Esse animal não enxerga cores, mas quando ameaçado tem a capacidade de copiar o ambiente ao seu redor e se camuflar permanecendo invisível
Um polvo pode reproduzir tons de areia, pedras e corais em poucos instantes, embora seus olhos provavelmente não diferenciem cores como os nossos.
Um polvo pode reproduzir tons de areia, pedras e corais em poucos instantes, embora seus olhos provavelmente não diferenciem cores como os nossos. Esse aparente paradoxo esconde uma descoberta ainda mais curiosa: além de enxergar com os olhos, o animal possui uma pele sensível à luz, capaz de reagir ao ambiente sem formar imagens.

Os polvos são realmente daltônicos?
Em vez de daltonismo no sentido humano, cientistas costumam descrever muitos cefalópodes como provavelmente monocromáticos. Seus olhos possuem apenas um tipo conhecido de pigmento visual, enquanto os humanos contam com três tipos de cones para comparar diferentes comprimentos de onda e reconhecer uma ampla variedade de cores.

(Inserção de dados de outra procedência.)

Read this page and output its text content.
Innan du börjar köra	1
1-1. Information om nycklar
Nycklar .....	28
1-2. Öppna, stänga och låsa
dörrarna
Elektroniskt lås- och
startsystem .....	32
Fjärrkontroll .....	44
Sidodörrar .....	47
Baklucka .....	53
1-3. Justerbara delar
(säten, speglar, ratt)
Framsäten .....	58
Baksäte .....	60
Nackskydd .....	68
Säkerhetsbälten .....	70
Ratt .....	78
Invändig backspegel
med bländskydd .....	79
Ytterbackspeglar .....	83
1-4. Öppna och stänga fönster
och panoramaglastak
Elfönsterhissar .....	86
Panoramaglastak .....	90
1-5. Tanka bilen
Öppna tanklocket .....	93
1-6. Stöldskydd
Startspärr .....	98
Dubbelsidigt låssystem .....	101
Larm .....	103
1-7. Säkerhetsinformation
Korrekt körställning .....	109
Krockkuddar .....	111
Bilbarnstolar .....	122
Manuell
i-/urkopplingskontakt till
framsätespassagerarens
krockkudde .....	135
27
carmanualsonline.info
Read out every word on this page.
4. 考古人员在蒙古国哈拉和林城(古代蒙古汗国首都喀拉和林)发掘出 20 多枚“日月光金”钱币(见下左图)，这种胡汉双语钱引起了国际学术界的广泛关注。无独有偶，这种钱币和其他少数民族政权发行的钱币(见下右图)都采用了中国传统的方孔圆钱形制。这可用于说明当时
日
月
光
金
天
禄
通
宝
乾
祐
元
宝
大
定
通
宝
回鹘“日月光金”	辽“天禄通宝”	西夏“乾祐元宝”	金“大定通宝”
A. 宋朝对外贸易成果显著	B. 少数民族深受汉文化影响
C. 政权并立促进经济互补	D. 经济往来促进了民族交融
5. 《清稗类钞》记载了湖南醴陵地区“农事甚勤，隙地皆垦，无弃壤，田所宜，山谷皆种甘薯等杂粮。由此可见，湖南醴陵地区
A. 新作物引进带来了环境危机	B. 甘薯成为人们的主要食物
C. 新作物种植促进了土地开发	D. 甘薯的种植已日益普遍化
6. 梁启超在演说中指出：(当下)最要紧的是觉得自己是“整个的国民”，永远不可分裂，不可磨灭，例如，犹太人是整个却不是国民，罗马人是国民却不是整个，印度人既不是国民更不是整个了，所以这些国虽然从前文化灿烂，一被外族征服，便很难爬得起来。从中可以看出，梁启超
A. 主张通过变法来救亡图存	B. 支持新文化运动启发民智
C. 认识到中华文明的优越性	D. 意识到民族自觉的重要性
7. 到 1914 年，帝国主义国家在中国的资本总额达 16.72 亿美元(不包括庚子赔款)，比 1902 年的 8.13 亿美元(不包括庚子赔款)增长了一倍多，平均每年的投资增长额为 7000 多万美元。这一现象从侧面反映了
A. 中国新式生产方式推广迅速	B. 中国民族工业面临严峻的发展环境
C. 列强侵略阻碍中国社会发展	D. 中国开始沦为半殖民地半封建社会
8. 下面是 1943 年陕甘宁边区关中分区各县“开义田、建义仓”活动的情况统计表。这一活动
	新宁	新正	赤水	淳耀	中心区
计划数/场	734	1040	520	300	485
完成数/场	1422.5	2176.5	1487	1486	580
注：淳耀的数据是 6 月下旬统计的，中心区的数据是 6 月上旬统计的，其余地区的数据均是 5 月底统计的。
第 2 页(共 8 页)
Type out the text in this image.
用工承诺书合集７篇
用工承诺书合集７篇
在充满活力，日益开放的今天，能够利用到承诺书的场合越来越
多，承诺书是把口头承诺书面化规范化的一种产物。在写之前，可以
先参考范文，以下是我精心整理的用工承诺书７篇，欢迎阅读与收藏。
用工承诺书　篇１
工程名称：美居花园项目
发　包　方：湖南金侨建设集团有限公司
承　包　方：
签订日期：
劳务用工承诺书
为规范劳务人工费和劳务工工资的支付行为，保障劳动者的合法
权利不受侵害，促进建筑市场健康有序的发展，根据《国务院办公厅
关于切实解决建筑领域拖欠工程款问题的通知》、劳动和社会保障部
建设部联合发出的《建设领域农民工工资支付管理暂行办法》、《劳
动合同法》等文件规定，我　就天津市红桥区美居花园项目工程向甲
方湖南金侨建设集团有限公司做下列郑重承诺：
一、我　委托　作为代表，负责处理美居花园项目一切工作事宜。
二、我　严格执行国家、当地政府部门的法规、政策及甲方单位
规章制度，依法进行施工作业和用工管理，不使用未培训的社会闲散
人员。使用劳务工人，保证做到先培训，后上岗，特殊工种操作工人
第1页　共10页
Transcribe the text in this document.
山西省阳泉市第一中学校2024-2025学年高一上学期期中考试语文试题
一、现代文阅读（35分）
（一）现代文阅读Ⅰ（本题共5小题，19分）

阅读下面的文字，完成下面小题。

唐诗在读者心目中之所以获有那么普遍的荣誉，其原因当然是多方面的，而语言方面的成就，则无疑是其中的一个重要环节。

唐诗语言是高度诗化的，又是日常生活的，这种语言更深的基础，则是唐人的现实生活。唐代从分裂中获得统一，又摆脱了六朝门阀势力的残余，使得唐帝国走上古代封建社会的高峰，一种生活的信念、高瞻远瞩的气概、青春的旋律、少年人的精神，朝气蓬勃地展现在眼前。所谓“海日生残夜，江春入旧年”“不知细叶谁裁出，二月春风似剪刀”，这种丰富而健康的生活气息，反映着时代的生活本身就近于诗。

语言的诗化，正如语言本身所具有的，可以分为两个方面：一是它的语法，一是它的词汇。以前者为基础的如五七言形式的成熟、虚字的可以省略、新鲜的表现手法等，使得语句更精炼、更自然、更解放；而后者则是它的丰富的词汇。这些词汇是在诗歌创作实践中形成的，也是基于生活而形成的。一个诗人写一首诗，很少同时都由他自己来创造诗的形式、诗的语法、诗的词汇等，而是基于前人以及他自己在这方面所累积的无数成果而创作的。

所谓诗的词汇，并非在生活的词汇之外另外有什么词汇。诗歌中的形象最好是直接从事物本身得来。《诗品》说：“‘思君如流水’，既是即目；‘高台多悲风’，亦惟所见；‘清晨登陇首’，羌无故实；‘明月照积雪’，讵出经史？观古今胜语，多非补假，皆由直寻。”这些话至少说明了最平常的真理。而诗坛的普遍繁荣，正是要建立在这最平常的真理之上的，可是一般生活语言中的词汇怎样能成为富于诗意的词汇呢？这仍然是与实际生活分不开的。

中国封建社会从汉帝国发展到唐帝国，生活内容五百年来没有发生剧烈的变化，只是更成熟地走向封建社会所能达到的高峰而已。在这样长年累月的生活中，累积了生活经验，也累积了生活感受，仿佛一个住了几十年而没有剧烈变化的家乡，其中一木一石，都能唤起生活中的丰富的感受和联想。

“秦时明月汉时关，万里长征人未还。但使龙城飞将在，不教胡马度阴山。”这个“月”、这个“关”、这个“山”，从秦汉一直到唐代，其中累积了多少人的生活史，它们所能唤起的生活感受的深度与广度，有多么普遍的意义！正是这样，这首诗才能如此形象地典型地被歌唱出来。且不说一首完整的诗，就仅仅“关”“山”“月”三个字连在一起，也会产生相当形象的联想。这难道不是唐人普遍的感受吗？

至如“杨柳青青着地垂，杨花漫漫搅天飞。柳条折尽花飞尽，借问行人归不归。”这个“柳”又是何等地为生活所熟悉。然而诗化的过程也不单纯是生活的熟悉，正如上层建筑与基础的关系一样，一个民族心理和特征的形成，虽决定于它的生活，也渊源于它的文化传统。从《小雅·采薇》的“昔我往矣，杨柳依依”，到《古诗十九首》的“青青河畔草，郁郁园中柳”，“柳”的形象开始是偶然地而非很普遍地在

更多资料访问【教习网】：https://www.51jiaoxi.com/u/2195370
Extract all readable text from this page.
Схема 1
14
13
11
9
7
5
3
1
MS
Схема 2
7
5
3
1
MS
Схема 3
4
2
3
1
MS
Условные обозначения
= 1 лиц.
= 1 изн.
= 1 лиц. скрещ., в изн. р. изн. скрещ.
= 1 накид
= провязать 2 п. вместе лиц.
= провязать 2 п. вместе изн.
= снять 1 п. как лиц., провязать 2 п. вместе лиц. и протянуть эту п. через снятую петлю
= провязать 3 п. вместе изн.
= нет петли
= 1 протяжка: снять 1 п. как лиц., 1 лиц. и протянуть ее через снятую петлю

Experimentos comportamentais indicam que os polvos respondem muito bem ao brilho, ao contraste, aos contornos e à luz polarizada. Por isso, mesmo sem uma visão colorida convencional, eles conseguem identificar texturas, formas e diferenças de luminosidade que ajudam o cérebro a escolher um padrão de camuflagem adequado.

Como o polvo muda a própria aparência?
A pele do polvo contém milhares de cromatóforos, pequenos órgãos com pigmentos ligados a músculos e nervos. Quando os músculos se contraem, essas estruturas se expandem e deixam determinadas cores mais visíveis. Quando relaxam, os pontos pigmentados diminuem, alterando rapidamente o desenho do corpo.
Abaixo dos cromatóforos existem células refletoras, como iridóforos e leucóforos, que manipulam a luz e produzem brilhos, tons metálicos ou áreas claras. O animal ainda pode contrair músculos da pele para criar relevos semelhantes a pedras, algas e corais, combinando cor, padrão e textura em uma transformação completa.
A pele do polvo consegue enxergar?
Um estudo publicado em 2015 no Journal of Experimental Biology mostrou que partes isoladas da pele do polvo-de-duas-manchas-da-Califórnia reagiam à luz. Os cromatóforos se expandiam mesmo sem a participação dos olhos e do cérebro, fenômeno chamado de expansão de cromatóforos ativada pela luz.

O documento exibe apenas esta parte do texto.